According to Pajamas Media, the Obama administration and the U.S. Senate purposely sat on the results of a congressionally mandated school voucher program in Washington D.C. until after they could terminate it.
The executive summary of the report is available here; the full 198-page report can be seen here. Both are buried on the website of the Institute for Educational Sciences (IES), the arm of the Bureau of Education that conducts research and compiles statistics on such programs. The data contained in the report were collected in the spring and fall of 2008, and it was prepared for publication over the winter - then held from the public until April 3, when it was finally made available online.

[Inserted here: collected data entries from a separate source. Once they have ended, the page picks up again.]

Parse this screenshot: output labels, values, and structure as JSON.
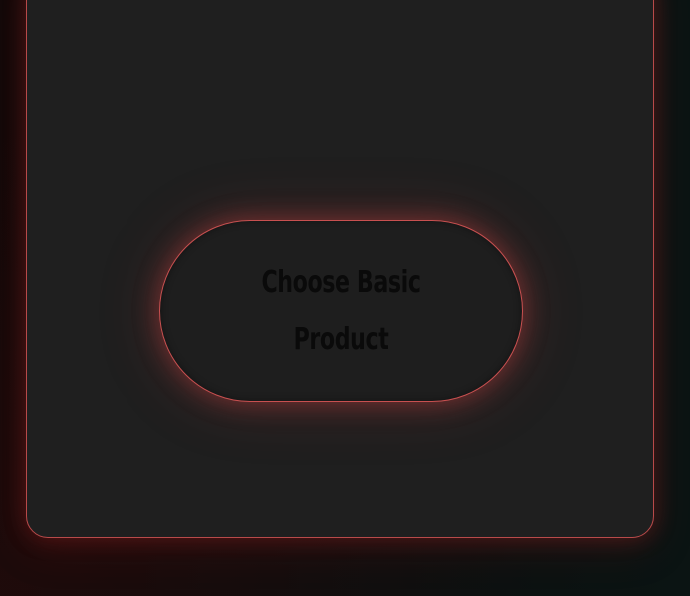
{
  "product_card": {
    "button": {
      "label": "Choose Basic Product"
    }
  },
  "colors": {
    "accent_border": "#c85050",
    "card_background": "#1f1f1f",
    "button_text": "#0a0a0a",
    "page_background": "#0c0d0d"
  }
}
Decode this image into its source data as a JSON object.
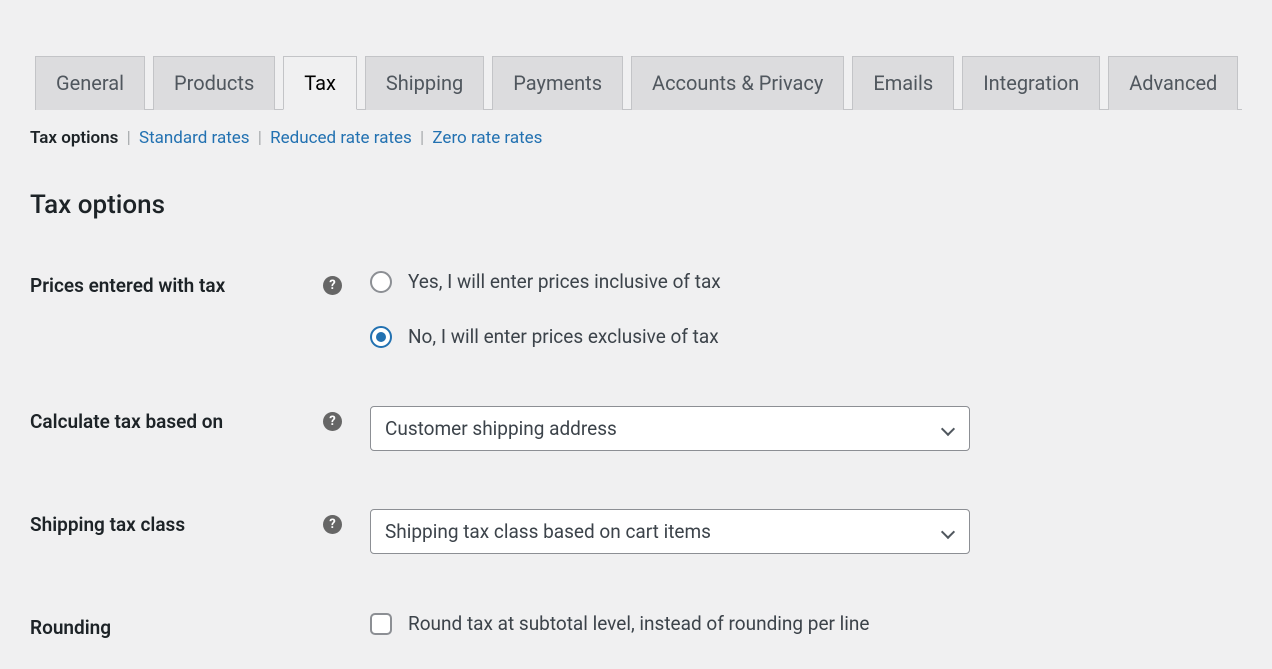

The result of the Obama administration delaying the release of this report (which showed that participants in the voucher program outperformed those in the district’s public schools by a large margin on reading tests) until after the Senate vote is that the 1,700 low-income, minority children who are currently receiving up to $7,500 in vouchers per year to attend private school instead of their own failing D.C. public schools will be forced to return to those public schools after the 2009-10 school year. T Mayor Adrian Fenty had said, “It would not be productive to disrupt the education of children who are presently enrolled in private schools,” and empirical evidence shows that such a move will consign them to a lower-quality education and a far less optimistic future.
This should really come as little surprise given what we have learned about Obama in his first 100 days. Obama is an unwavering ideologist and facts be damned. Here is what he said about public schools and vouchers at the 99th NAACP Convention in July 2008 :
We’ll make sure that every child in this country gets a world-class education from the day they’re born until the day they graduate from college. What McCain is offering amounts to little more than the same tired rhetoric about vouchers. We need to move beyond the same debate we’ve been having for the past 30 years when we haven’t gotten anything done. We need to fix & improve our public schools, not throw our hands up and walk away from them. We need to uphold the ideal of public education, but we also need reform. That’s why I’ve introduced a comprehensive strategy to recruit an army of new quality teachers to our communities–and to pay them more & give them more support. We’ll invest in early childhood education programs so that our kids don’t begin the race of life behind the starting line and offer a $4,000 tax credit to make college affordable for anyone who wants to go. Because as the NAACP knows better than anyone, the fight for social justice and economic justice begins in the classroom.
The fact that Obama and Democratic senators willfully killed a successful voucher program that held real hope and change for some disadvantaged children should come as no surprise from the only Ill. senator who spoke against a bill that would have protected babies who survived late term labor-induced abortions.